There is also the problem of the constant and often near indecipherable Americanisms which litter the text - yes Wilson is an American author, but American authors seem to get stuck on Americanism which makes their novels appear provincial to those who live on the other side of the Atlantic and thus who don't share their product driven society. I appreciate that Wilson is an American author, but at times it seems that the novel is being used one longer commercial break, so constant is the product placement. (I don't care what brand of "beer" Jack drinks, or that he uses a Glock as opposed to a H&K or a Smith and Wesson; such information is superfluous and detracts from the text. English, even American English, is a versatile language, it does not need to limited to popular brand names.) The use of Yiddish idioms by Abe Grossman is, however, more understandable, it fits within his character framework, rather like a Englishman in foreign climes this tendency has become more and more pronounced as the novels progress. What it does mean though, is that if someone does not understand the American/ New Yorker idiom, it can be very difficult to understand exactly what it being said.

Finally, too much time has been wasted finding places for earlier characters from the Repairman Jack/ Adversary cycle, characters whose presence add little/ nothing to the text other than to have a walk-on part, these characters seem to have been included merely to remind us of his earlier work (and perhaps to encourage us to re-read them). One has to wonder if it is an attempt to get us to go back and read his back catalogue, in a similar way to that of `Repairman Jack: By the Sword' was an attempt to re-launch his earlier novel `Black Wind'.

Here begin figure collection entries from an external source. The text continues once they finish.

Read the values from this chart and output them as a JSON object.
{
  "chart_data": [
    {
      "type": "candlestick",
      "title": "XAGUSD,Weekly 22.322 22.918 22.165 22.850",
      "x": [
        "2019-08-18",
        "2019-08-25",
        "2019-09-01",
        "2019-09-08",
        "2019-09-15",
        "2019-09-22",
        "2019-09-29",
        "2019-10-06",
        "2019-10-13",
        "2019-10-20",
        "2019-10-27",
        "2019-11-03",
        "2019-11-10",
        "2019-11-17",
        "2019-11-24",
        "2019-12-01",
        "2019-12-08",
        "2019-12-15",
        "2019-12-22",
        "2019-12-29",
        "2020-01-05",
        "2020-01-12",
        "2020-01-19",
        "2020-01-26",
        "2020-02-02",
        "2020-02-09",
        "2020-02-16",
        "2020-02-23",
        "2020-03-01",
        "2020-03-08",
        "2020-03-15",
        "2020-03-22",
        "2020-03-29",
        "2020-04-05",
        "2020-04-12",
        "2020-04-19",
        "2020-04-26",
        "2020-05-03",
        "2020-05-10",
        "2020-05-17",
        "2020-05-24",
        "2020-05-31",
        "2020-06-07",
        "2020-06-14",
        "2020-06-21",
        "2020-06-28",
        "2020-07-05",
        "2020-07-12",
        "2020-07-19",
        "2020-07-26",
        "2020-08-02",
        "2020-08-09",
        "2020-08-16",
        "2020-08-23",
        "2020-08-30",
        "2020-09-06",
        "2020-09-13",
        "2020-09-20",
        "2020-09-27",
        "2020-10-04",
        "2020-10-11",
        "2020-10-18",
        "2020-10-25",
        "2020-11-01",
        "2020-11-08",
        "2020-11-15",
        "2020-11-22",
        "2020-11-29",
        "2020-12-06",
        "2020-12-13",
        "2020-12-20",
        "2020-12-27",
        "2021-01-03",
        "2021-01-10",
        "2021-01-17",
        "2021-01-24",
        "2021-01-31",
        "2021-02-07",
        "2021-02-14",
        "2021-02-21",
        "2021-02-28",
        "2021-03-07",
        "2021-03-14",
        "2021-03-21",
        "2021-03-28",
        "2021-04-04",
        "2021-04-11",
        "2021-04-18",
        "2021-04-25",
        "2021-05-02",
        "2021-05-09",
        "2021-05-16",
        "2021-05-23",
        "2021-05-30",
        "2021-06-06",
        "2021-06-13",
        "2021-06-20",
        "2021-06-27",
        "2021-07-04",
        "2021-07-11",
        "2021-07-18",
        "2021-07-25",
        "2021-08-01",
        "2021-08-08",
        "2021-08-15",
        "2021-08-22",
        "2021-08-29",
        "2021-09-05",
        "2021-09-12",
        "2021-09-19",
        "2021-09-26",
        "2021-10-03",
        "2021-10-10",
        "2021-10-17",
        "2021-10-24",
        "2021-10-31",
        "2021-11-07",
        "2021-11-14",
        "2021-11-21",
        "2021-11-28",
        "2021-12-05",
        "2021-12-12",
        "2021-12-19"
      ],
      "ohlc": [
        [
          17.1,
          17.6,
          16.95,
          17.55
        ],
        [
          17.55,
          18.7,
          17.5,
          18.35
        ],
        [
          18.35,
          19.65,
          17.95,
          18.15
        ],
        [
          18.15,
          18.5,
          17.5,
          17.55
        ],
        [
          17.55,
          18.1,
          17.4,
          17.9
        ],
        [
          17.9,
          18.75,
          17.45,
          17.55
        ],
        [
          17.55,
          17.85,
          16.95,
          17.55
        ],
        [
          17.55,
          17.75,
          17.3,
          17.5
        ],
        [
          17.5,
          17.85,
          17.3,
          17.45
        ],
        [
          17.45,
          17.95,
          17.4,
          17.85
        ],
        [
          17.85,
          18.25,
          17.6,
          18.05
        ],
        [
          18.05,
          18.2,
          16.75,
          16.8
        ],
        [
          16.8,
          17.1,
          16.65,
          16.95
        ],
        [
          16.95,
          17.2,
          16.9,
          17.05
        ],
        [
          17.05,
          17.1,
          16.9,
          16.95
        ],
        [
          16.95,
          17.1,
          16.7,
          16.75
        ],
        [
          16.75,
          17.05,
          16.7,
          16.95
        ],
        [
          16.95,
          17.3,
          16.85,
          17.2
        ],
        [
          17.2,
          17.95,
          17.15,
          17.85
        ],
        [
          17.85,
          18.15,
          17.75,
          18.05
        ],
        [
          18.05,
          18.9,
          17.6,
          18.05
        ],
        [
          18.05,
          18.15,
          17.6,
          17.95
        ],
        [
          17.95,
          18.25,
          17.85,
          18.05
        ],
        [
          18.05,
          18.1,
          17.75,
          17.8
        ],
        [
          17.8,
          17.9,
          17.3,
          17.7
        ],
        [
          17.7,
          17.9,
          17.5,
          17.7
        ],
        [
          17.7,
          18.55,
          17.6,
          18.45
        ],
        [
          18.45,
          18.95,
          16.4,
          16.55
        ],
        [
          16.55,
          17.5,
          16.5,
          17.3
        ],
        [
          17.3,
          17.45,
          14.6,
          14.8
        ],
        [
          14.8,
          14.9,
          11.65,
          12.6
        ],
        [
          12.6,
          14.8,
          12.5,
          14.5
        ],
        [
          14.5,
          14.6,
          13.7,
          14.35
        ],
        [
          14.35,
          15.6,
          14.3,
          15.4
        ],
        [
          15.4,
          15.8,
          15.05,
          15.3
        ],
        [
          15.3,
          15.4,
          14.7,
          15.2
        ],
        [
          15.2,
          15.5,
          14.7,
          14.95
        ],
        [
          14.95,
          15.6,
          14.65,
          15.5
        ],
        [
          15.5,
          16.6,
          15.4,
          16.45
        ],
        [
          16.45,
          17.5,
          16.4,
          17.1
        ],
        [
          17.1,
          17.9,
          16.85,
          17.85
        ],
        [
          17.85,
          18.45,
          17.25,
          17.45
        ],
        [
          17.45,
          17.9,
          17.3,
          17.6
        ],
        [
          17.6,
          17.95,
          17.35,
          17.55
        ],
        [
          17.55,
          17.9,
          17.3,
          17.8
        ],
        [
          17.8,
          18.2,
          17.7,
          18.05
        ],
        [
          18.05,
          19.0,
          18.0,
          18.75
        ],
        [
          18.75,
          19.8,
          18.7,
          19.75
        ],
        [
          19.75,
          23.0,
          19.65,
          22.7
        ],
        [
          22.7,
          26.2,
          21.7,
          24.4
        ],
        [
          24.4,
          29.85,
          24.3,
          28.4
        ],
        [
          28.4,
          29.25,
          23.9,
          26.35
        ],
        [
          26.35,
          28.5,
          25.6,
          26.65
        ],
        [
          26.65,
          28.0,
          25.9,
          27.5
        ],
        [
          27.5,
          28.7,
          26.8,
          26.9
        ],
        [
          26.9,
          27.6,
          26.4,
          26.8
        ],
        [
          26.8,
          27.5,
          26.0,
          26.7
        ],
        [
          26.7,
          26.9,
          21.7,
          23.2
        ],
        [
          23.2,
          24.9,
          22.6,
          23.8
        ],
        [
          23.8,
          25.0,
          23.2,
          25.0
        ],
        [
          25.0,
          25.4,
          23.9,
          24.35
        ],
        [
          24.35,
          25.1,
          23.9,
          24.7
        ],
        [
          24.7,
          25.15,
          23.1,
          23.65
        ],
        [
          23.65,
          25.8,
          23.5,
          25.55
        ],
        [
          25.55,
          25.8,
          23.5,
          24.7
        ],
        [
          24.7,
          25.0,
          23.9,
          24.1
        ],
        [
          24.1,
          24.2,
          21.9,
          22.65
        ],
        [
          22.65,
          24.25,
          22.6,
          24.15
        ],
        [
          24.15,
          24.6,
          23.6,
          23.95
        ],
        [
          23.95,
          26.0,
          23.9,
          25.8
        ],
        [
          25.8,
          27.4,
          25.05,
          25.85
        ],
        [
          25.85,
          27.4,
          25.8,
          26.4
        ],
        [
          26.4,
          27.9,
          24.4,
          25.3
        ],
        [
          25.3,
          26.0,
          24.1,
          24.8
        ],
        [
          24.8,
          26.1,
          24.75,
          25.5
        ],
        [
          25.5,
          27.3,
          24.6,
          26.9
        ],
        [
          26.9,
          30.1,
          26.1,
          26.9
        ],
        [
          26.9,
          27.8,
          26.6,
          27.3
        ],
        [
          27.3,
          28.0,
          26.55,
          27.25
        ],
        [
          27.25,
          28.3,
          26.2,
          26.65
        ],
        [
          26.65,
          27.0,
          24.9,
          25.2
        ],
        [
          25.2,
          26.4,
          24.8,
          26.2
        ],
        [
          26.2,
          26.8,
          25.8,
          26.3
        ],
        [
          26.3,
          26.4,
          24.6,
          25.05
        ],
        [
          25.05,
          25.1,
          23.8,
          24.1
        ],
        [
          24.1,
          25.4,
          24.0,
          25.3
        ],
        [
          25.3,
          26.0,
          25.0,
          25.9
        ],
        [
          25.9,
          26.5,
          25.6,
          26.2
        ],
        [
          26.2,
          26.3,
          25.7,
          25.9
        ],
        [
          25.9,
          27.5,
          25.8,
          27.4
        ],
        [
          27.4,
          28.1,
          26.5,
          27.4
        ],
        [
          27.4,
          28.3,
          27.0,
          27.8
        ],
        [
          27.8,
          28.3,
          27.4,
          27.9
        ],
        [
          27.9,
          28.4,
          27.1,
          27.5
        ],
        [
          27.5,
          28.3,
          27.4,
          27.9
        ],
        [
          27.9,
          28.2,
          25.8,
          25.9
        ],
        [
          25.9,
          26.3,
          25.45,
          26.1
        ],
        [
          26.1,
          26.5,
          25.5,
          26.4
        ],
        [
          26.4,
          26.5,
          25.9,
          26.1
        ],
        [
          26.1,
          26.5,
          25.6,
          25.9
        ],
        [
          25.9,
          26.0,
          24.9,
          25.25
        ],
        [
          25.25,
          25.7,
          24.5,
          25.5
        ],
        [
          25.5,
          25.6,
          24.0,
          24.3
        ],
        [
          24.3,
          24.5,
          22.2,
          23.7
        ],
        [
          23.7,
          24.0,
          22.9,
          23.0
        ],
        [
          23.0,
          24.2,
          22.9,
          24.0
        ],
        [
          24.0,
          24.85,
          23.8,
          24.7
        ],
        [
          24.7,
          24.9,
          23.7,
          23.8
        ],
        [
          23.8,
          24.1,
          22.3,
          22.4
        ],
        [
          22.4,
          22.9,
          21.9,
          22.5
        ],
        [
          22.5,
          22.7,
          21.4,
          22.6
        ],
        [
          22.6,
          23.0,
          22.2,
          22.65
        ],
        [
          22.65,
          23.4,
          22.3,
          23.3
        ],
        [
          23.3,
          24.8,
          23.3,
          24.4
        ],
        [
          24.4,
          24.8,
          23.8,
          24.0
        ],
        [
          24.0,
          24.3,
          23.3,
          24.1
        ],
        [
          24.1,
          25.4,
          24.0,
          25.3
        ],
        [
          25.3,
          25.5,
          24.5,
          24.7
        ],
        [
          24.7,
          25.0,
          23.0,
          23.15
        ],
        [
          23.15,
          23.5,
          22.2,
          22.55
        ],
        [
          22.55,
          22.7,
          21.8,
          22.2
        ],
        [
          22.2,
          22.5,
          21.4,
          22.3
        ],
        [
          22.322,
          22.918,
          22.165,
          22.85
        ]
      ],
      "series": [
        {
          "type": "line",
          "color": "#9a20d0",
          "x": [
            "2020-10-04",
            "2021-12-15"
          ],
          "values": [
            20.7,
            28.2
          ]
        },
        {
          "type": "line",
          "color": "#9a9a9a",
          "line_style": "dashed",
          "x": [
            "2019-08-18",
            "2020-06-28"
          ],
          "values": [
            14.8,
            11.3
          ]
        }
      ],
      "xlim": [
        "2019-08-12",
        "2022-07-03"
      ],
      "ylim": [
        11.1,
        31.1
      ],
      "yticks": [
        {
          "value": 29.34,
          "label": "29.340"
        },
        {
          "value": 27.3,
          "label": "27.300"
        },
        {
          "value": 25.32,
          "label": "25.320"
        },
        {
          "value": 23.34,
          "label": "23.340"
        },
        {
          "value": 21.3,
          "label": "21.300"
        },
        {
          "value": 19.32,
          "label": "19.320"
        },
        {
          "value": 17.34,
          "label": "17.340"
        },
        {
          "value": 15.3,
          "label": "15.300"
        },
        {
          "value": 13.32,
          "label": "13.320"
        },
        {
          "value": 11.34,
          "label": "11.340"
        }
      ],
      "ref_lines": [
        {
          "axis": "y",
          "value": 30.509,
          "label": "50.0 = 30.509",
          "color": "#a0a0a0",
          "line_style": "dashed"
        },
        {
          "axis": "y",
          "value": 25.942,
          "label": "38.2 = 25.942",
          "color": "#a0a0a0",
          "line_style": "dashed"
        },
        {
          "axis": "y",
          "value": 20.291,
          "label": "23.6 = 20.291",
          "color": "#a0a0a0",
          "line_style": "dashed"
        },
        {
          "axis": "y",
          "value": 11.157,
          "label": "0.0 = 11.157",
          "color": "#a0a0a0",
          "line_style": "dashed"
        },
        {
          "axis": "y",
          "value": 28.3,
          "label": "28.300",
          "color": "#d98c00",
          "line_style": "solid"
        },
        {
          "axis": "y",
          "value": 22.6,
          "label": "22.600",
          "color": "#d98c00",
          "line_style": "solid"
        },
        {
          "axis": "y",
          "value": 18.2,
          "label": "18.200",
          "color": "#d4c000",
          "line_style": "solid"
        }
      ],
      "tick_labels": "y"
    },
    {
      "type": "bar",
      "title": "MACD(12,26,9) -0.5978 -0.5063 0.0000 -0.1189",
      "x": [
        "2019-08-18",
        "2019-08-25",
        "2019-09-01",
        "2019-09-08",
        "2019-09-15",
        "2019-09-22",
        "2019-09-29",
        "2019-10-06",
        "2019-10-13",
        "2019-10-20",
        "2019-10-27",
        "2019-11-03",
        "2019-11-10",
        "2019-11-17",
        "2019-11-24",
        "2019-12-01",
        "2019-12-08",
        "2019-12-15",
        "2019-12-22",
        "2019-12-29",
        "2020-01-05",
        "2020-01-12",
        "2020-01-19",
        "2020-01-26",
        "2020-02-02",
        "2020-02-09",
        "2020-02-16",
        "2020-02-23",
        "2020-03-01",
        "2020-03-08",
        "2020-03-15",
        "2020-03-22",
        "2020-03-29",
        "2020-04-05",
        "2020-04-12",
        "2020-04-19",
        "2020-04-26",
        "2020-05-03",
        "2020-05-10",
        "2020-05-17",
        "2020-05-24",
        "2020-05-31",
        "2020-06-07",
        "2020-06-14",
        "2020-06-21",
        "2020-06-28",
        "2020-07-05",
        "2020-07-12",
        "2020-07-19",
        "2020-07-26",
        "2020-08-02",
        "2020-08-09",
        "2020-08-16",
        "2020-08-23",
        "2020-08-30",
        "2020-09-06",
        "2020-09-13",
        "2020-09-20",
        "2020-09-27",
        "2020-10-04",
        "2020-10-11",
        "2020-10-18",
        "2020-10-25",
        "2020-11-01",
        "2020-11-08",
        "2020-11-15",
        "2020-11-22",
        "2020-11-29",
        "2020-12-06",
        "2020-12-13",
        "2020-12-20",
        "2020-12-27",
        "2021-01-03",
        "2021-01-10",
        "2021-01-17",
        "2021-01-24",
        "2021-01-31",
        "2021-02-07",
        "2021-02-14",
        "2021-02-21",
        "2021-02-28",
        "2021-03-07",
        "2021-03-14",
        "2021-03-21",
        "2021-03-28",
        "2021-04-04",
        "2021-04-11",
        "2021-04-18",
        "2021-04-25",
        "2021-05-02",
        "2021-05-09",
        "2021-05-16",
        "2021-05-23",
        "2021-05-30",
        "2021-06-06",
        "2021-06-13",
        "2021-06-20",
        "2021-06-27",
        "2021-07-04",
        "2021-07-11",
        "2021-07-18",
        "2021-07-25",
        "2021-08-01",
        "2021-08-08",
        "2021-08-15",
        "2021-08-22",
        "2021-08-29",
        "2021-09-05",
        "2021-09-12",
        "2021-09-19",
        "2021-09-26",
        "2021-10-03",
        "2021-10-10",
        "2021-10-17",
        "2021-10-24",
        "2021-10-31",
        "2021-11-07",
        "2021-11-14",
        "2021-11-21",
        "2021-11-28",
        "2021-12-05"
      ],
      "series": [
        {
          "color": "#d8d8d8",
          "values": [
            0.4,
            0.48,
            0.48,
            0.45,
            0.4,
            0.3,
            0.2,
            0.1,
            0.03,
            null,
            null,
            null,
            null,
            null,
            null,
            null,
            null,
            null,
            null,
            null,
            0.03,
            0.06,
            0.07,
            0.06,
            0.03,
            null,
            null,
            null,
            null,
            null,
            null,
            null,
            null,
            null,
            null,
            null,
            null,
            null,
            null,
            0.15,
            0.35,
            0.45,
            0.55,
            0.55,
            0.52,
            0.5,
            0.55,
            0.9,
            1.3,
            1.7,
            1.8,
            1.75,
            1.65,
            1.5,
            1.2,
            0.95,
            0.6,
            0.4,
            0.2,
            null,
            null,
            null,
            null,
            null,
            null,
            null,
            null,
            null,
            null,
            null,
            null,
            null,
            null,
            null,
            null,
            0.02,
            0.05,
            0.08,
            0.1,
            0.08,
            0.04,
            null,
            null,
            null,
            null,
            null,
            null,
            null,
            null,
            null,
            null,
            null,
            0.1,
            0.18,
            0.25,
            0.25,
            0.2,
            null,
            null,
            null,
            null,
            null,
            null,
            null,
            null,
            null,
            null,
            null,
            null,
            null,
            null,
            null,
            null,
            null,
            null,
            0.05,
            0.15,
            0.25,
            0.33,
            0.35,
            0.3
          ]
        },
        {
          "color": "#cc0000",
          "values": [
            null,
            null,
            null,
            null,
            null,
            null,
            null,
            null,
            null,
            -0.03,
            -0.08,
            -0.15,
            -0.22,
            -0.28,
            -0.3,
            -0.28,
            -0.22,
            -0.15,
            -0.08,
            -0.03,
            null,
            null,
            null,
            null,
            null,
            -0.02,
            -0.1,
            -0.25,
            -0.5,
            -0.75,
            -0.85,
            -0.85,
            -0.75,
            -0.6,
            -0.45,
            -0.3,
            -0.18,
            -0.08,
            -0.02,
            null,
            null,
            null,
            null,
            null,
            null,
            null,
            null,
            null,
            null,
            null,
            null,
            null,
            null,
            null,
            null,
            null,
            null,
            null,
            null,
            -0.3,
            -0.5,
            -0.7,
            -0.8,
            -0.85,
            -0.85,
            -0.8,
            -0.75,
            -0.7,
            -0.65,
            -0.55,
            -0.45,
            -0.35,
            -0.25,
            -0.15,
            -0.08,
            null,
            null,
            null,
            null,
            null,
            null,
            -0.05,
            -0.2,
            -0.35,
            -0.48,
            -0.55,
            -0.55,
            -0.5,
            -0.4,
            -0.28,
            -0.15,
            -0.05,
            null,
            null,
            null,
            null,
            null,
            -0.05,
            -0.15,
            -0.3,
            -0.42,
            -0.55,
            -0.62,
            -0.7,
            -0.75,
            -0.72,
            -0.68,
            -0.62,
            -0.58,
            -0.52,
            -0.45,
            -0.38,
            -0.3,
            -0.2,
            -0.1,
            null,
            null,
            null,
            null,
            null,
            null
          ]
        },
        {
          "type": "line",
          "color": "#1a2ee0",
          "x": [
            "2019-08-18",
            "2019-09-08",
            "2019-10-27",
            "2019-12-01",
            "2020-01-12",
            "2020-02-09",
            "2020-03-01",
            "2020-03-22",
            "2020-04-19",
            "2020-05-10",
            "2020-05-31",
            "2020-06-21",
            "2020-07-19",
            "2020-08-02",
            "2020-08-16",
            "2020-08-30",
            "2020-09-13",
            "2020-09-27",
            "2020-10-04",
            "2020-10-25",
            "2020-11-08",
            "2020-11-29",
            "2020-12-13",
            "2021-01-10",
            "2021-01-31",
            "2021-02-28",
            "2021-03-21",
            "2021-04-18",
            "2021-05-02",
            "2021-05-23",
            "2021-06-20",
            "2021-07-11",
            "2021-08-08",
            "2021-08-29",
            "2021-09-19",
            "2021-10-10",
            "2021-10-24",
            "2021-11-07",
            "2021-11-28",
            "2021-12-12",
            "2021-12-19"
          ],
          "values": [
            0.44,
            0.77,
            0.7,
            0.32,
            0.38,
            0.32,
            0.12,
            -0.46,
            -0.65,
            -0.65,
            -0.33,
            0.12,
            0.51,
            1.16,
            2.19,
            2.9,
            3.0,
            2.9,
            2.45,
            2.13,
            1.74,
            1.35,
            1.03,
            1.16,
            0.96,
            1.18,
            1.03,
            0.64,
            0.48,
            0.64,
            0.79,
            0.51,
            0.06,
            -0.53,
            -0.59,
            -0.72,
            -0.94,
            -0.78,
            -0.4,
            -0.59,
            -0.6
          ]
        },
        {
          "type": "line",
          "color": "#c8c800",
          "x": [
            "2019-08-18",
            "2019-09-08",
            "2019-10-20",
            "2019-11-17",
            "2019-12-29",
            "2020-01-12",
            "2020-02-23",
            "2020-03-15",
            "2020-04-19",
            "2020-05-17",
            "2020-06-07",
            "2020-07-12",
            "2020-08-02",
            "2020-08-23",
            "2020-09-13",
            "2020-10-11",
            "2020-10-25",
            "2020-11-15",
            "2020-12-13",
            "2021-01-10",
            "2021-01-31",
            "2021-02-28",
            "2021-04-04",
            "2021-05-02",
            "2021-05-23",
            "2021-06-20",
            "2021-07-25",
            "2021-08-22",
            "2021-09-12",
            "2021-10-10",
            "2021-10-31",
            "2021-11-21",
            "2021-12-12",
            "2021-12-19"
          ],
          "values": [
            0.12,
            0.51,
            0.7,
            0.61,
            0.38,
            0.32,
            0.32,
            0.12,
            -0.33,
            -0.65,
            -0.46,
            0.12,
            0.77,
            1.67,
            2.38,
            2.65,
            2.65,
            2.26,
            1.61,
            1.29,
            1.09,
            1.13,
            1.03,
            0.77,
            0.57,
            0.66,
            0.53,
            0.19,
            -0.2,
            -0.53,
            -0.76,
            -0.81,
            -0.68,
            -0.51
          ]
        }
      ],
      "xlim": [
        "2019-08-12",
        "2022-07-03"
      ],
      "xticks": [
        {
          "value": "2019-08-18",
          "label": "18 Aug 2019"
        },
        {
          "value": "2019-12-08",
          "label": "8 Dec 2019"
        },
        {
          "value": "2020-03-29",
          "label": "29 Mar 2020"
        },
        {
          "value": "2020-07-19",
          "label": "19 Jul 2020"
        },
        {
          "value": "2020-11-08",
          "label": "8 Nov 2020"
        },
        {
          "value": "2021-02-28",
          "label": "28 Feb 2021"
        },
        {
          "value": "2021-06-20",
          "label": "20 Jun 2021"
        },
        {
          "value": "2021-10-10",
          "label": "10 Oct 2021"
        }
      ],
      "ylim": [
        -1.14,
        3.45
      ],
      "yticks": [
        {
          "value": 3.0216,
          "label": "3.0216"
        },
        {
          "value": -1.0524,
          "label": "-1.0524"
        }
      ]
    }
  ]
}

Does the world need a new and expanded version of `Nightworld'? Yes and no. YES, because it updates the novel to bring it into line with the recent Repairman Jack/ Secret History of the World corpus. This series of novels have taken the story well beyond the scope of the 1992: there are new characters, Rasalom has been explored and expanded as the role of Jack. It also reassigns parts of the story to other (newer) characters, whilst others find themselves pretty much written out of the text.

NO, because the novel does not go far enough in some ways. It is too much an expansion of the 1992 novel, it retains too much of the original and it doesn't extend the novel so much as expand it - all that takes place, takes place within the scope of the original novel. One can't help but think that if Wilson had taken the opportunity to rethink and rewrite the novel a much better novel would have emerged from this process. What we get is a larger (sometimes bloated) version of the original - Abe Grossman would no doubt be proud!

In spite of my criticisms on style Wilson remains one of my favourite writers, one to whom I can return again and again.

Coda: Naturally you are not going to begin reading F. Paul Wilson's work with this novel. If you are new to it (and this review hasn't put you off) then start with `The Keep' and go from there, you won't be disappointed.

* 'Dracula' is perhaps one of the most famous and most read horror novels in history, yet in terms of literature it is very badly written, with little or no character development, yet it remains one of the most important and most read books in its genre.